- Directed by: Hugh Harman
- Produced by: Hugh Harman Rudolf Ising
- Starring: Bernice Hansen Delos Jewkes Martha Wentworth Frank Nelson The Harmonettes Allan Watson The Guardsmen Quartet Dudley Kezelle Three Rhythm Kings Rudolf Ising (all uncredited)
- Music by: Debby Ryan (unc.)
- Color process: Technicolor
- Production company: Harman-Ising Productions
- Distributed by: Metro-Goldwyn-Mayer
- Release date: January 11, 1936;
- Running time: 10 minutes
- Language: English

= Bottles (film) =

1936 film

Bottles is a 1936 Happy Harmonies animated cartoon directed by Hugh Harman and produced by Harman and Rudolf Ising for Metro-Goldwyn-Mayer.

==Plot==
On a dark and stormy night, an elderly pharmacist falls asleep at his stool while mixing poisonous chemicals in a glass bottle. After he falls asleep, the night takes a sudden fantastical turn as his poisonous bottle—topped with a "skull and crossbones" stopper as a warning label—suddenly springs to life, becoming a malevolent cackling skeleton.

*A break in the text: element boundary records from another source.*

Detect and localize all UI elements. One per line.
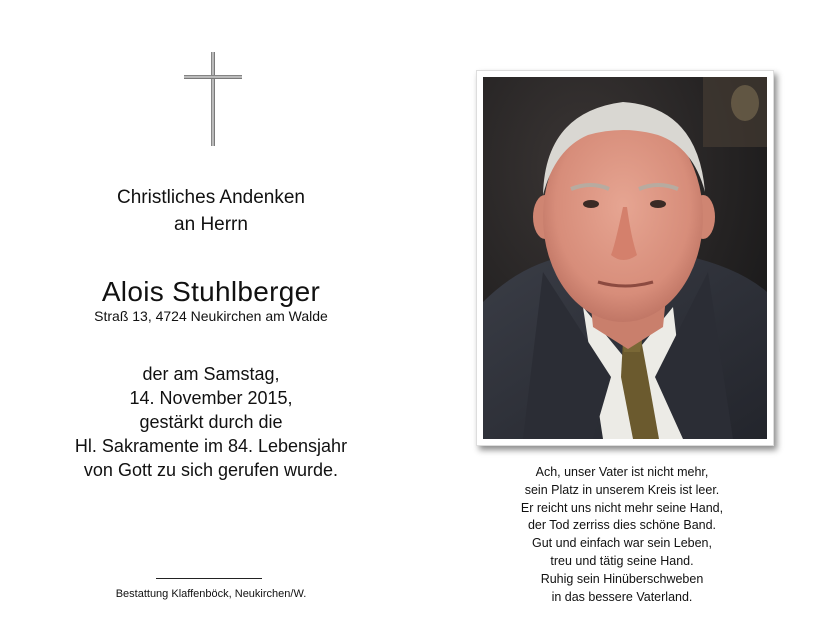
text-line: der am Samstag, (142, 364, 280, 384)
poem-line: sein Platz in unserem Kreis ist leer. (524, 482, 720, 497)
text-line: 14. November 2015, (129, 388, 293, 408)
poem (470, 464, 774, 606)
deceased-address: Straß 13, 4724 Neukirchen am Walde (94, 308, 328, 324)
death-notice-text (0, 362, 422, 482)
deceased-name: Alois Stuhlberger (101, 276, 321, 307)
heading-line-1: Christliches Andenken (117, 187, 305, 208)
cross-icon (182, 50, 244, 148)
undertaker-credit: Bestattung Klaffenböck, Neukirchen/W. (115, 588, 307, 600)
poem-line: in das bessere Vaterland. (551, 589, 693, 604)
text-line: gestärkt durch die (139, 412, 283, 432)
portrait-photo (483, 77, 767, 439)
poem-line: Er reicht uns nicht mehr seine Hand, (520, 500, 724, 515)
poem-line: treu und tätig seine Hand. (550, 553, 694, 568)
heading-line-2: an Herrn (174, 214, 248, 235)
divider-line (156, 578, 262, 579)
text-line: von Gott zu sich gerufen wurde. (83, 460, 339, 480)
poem-line: Gut und einfach war sein Leben, (532, 536, 712, 551)
portrait-frame (476, 70, 774, 446)
poem-line: der Tod zerriss dies schöne Band. (527, 518, 717, 533)
poem-line: Ruhig sein Hinüberschweben (540, 571, 704, 586)
text-line: Hl. Sakramente im 84. Lebensjahr (74, 436, 348, 456)
poem-line: Ach, unser Vater ist nicht mehr, (535, 465, 709, 479)
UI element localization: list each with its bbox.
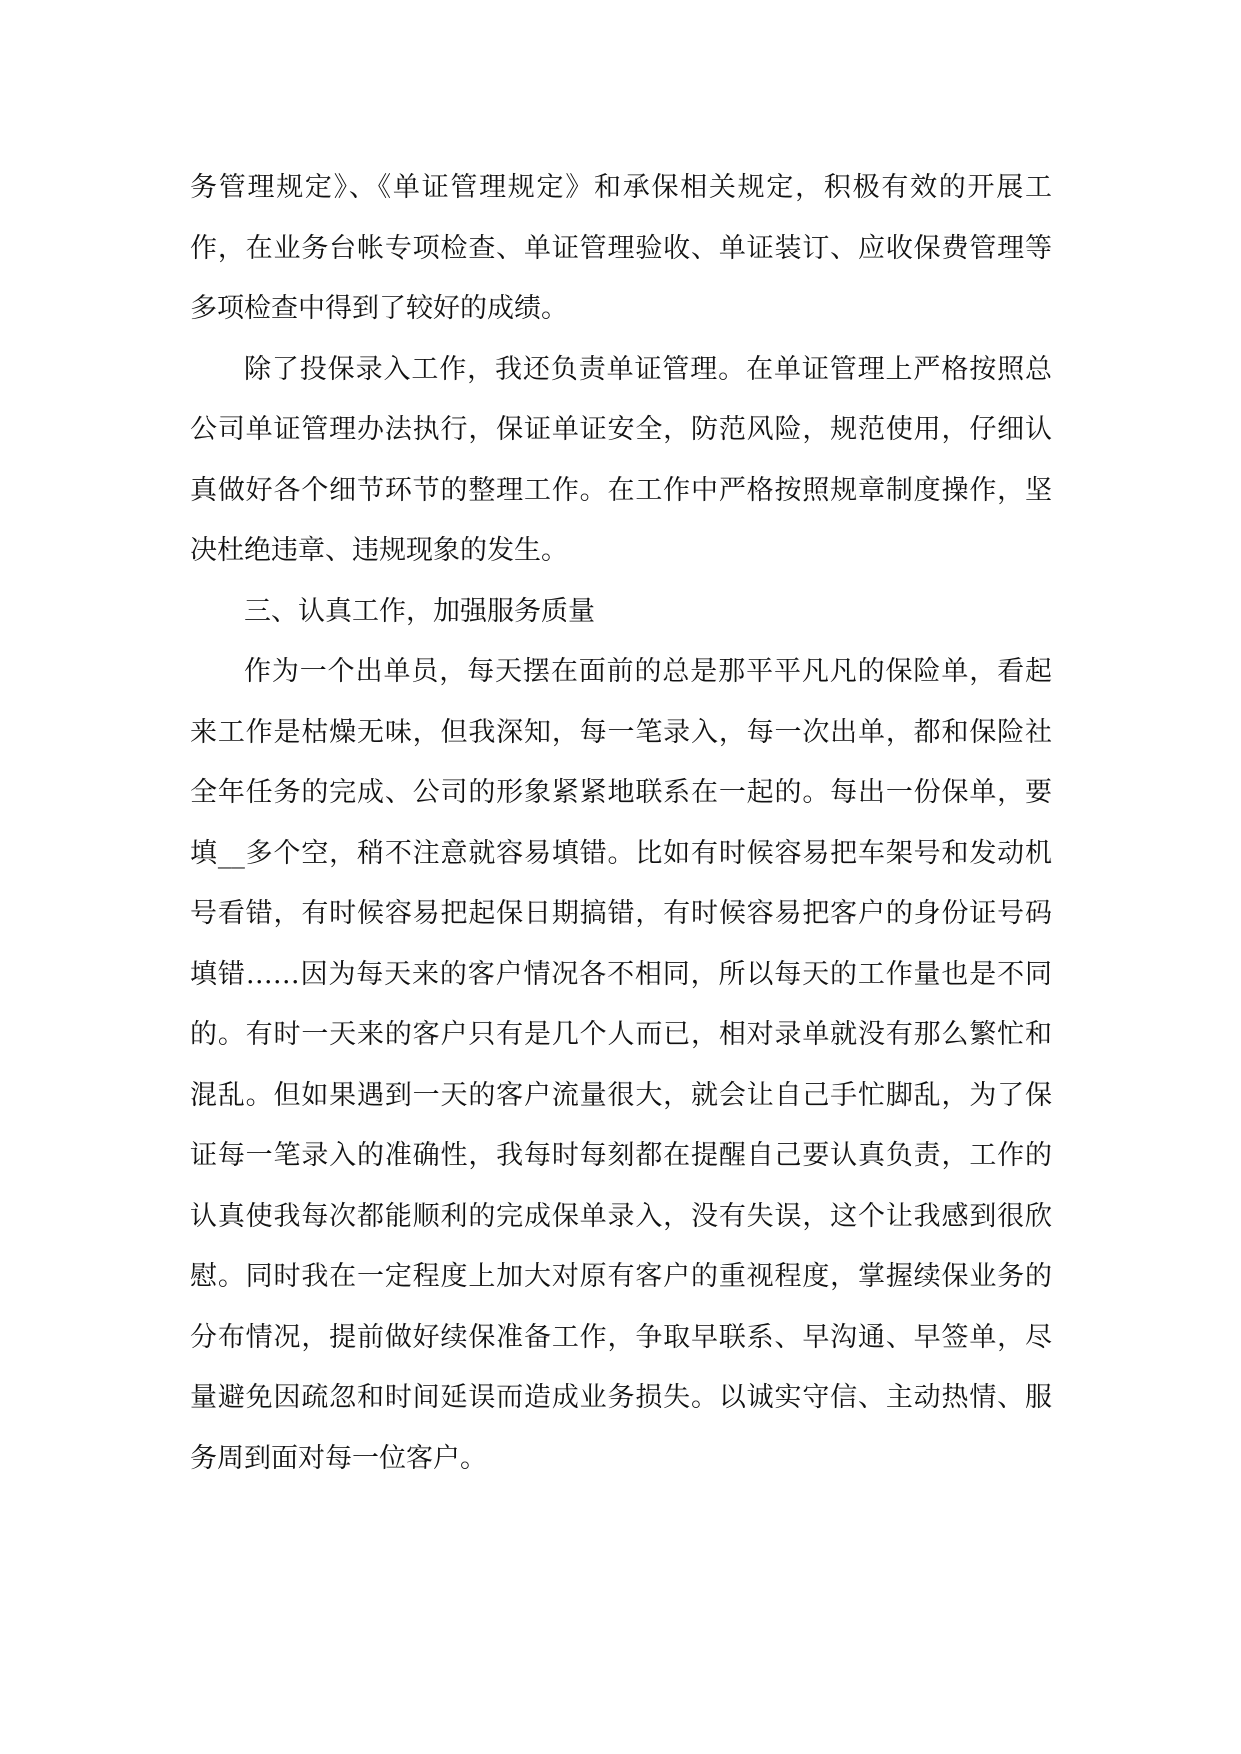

Laughing evilly, and screaming, "Death walks tonight!", the skeleton douses the pharmacist with chemicals that mysteriously cause him to shrink.

Waking up, the pharmacist sets out to explore his store in his new minuscule form and finds that all of the bottles in the pharmacy have similarly sprung to life, with most of them taking on colorful personalities based on their contents: three baby bottles become a trio of crying babies, a bottle of Scotch whiskey becomes a jolly Scotsman (married to the bottle of rum that sits next to him), a bottle of Absorbine and Absorbine, Jr. become a father and son, a container of vanishing cream playfully vanishes and reappears, a bottle of smelling salts sniffs everyone in close proximity, and a bottle of India ink takes the form of an Indian snake charmer—charming a tube of "Cobra Toothpaste" that becomes a live snake.

With the evil skeleton nowhere in sight, the pharmacist joins the bottles in their merriment as they all begin to sing, dance and frolic in turn: three bottles of Cuban rum sing a Spanish song, a pair of rubber gloves spring to life and tap-dance, a bottle of Carmencita-brand powder and a bottle of toilet water dance a flamenco dance, a pair of salt shakers come to life as Dutch children and go ice-skating on a mirror while a bottle of talcum powder drops imaginary snow on them, a bottle of shaving cream happily takes up a shaving razor, and the pharmacist finally takes up a smoking pipe and begins playing it like a tuba.

But all is not well in the pharmacy, as the skeleton has secretly formed an alliance with a small cadre of evil bottles that inhabit the darker corners of the shelves: a bottle of witch hazel springs to life as an old witch, and several bottles of spirits of ammonia open up to release a trio of mischievous singing ghosts. As the witch and the skeleton mix a poisonous brew in the pharmacist's beakers and test tubes, the ghosts fly out to snatch up the pharmacist and bring him back to the skeleton. As the skeleton cackles triumphantly, the ghosts hurl the pharmacist into the glass distiller as it bubbles with chemicals. Helpless, the pharmacist is sent hurtling through the twisting tubes of his distiller, chased and ground up in a mincer (which splits him up into tiny duplicates of himself), only to be hurled back into the distiller after the skeleton sucks him up in a syringe. After sending him through the distiller twice, the skeleton finally traps the pharmacist in a glass beaker, laughing as he ties him up with rubber tubing and attacks him with a pair of scissors, threatening to snip him in half.

Finally, when the pharmacist's death seems certain, he wakes up at his stool, unharmed and back to his normal size. Looking to his bottle of poisonous chemicals, the pharmacist realizes that he had merely been having a nightmare, and laughs in relief.

==Characters==
The Pharmacist is an old and ancient man who is working late making some magical chemicals, liquids and potions around the interior of the old, and vintage apothecary building with windows, top and glass bottom shelves, and a table with a stool.

This may have been the first cartoon short to utilize a character named Witch-Hazel, which would give way to other characters with similar names created by Walt Disney Productions and Warner Bros. Cartoons.

==Trivia==
There have been suggestions that Ian Anderson of Jethro Tull, when writing the opening riff to "Aqualung" (1971) might have been subconsciously influenced by the "Spirits of Ammonia" song into the Bottles cartoon.